The urgency in Nessarose's voice made Elphaba reluctantly tear herself away from Fiyero's letter and run down the creaking wooden stairs. Not finding her sister in the living room, she directed her steps towards the room that had been occupied by their father, and, as suspected, found Nessarose waiting by the door.

"Oh, Fabala, thank Oz," she gasped, pointing at the door; tears streaming down her face. "It's father… I just went in to see him. He started coughing so terribly, but when I tried to take his hand, he almost hit me; he screamed at me to get out… And I worry, Fabala…I'm not so sure that he's going to make it anymore."

She broke into sobs and Elphaba felt her heart shatter, knowing that Nessarose was not ready to see their father go.

"I doubt I can do anything," he said sadly, stroking her sister's arm, "but I'll go in and see how he's doing, if you want me to."

Frexpar's room was almost entirely flooded with darkness – the heavy red curtains drawn, only a small candle burning in the corner. He lay in bed, unmoving but breathing heavily, and when he heard Elphaba enter, he struggled to raise up his head.

"Who's there?" he demanded apprehensively. "Melena? Is that you, my dearest?"

Elphaba stopped dead in her tracks. This what the first time in many, many years that she heard anyone, let alone her father, mention her mother's name.

"Melena? My love, is that you?"

She wanted to correct him, but something in his weak voice and his unseeing eyes changed her mind.

"It's me," she said softly and her voice trembled. She sat down at the edge of the bed, which seemed to calm Frexpar down.
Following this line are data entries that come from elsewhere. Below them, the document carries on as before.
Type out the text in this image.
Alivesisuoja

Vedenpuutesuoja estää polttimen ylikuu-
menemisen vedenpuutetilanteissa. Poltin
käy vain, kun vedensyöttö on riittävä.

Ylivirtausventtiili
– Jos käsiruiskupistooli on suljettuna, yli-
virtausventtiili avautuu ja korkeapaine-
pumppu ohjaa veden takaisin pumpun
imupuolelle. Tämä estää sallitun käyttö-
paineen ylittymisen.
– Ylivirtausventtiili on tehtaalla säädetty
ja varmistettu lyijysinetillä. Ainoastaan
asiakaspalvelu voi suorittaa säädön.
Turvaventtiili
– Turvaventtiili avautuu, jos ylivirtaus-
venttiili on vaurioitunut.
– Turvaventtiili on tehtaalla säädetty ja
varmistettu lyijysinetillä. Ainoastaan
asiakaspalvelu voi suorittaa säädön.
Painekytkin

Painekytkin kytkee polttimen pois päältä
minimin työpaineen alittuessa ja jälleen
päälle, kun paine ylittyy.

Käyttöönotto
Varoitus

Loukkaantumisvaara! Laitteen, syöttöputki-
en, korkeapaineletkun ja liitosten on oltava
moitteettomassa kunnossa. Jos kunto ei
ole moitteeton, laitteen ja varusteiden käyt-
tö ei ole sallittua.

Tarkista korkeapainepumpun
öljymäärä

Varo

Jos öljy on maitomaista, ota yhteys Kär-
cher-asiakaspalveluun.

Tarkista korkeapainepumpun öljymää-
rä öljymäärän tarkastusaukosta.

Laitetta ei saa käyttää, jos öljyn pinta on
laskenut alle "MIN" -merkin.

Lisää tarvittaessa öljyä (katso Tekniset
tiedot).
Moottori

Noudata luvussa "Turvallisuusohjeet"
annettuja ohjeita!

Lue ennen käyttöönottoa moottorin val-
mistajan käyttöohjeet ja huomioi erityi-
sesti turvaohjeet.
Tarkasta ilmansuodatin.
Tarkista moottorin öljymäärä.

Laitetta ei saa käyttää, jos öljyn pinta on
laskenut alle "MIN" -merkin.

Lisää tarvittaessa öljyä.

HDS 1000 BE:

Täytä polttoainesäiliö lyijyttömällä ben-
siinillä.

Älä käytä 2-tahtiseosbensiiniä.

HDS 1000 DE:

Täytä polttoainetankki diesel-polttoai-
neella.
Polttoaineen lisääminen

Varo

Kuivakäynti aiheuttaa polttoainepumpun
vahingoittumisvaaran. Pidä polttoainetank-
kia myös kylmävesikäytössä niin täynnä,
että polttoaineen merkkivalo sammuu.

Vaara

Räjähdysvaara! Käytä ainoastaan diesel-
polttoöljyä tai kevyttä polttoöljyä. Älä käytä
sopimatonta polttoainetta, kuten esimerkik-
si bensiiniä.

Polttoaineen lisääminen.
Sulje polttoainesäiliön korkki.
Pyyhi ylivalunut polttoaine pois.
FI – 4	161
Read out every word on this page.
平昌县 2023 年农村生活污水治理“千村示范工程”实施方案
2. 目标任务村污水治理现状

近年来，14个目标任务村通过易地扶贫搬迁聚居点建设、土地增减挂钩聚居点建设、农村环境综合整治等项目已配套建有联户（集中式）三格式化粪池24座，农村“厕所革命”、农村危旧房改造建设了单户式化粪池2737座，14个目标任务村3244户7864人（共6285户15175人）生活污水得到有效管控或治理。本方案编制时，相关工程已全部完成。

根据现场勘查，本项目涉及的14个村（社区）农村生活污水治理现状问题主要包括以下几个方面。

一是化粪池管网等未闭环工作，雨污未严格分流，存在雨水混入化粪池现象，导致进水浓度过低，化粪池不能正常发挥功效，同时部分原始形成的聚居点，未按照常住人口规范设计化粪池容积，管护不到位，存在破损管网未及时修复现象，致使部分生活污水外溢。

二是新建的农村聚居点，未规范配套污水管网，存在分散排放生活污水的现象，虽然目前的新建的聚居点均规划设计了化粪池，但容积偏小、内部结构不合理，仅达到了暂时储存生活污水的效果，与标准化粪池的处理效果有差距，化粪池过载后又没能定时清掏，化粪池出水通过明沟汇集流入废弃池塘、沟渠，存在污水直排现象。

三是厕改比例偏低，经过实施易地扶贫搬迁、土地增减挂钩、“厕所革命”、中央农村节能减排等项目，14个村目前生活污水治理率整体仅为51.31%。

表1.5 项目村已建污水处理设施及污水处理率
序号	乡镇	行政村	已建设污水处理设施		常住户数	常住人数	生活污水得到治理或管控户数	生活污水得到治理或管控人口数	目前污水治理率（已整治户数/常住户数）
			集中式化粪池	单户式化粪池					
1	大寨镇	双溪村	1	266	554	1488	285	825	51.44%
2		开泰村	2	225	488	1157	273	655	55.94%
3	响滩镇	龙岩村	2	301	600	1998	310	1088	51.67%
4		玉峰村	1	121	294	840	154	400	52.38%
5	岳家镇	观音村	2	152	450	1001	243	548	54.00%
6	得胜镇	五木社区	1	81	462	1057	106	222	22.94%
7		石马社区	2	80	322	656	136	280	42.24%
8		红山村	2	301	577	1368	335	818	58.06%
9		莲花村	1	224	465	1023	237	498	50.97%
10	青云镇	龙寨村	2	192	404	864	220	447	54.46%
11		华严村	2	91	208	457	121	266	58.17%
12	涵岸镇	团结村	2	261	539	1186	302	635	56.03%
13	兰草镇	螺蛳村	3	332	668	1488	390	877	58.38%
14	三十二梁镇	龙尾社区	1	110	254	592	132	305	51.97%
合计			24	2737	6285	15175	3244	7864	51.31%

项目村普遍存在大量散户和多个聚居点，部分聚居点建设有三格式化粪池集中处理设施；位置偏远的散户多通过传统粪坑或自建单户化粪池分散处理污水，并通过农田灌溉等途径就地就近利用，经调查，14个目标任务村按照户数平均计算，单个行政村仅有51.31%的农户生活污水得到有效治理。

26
"Thank Oz," he muttered. "Oh, Melena… I thought you'd left. I thought you'd grown tired of me, the poor fool, bewitched by your beauty from the moment I saw you. I was certain you'd grown to hate me."

Elphaba swallowed hard.

"No," she said, trying to sound as calm as she could. "No, of course not."

He reached blindly in her direction and it took Elphaba a few seconds to realize he was

scrambling for her hand. She fought with herself before closing her fingers over his.

"You should rest, Fa—Frexpar," she said; and he let out a strange sound, probably meant to be a chuckle before it erupted into another coughing fit.

"I suppose you're right," he said weakly, having caught his breath. "Would you sing to me first, my dearest?"

And she did. She sat by the man who had despised and mistreated and belittled her all her life, and she comforted him with her mother's song of a beautiful land over the rainbow, where no harm ever happens to anyone. He closed his eyes and his breathing quietened, and by the time the song was over, his fingers were cold and motionless under Elphaba's hand.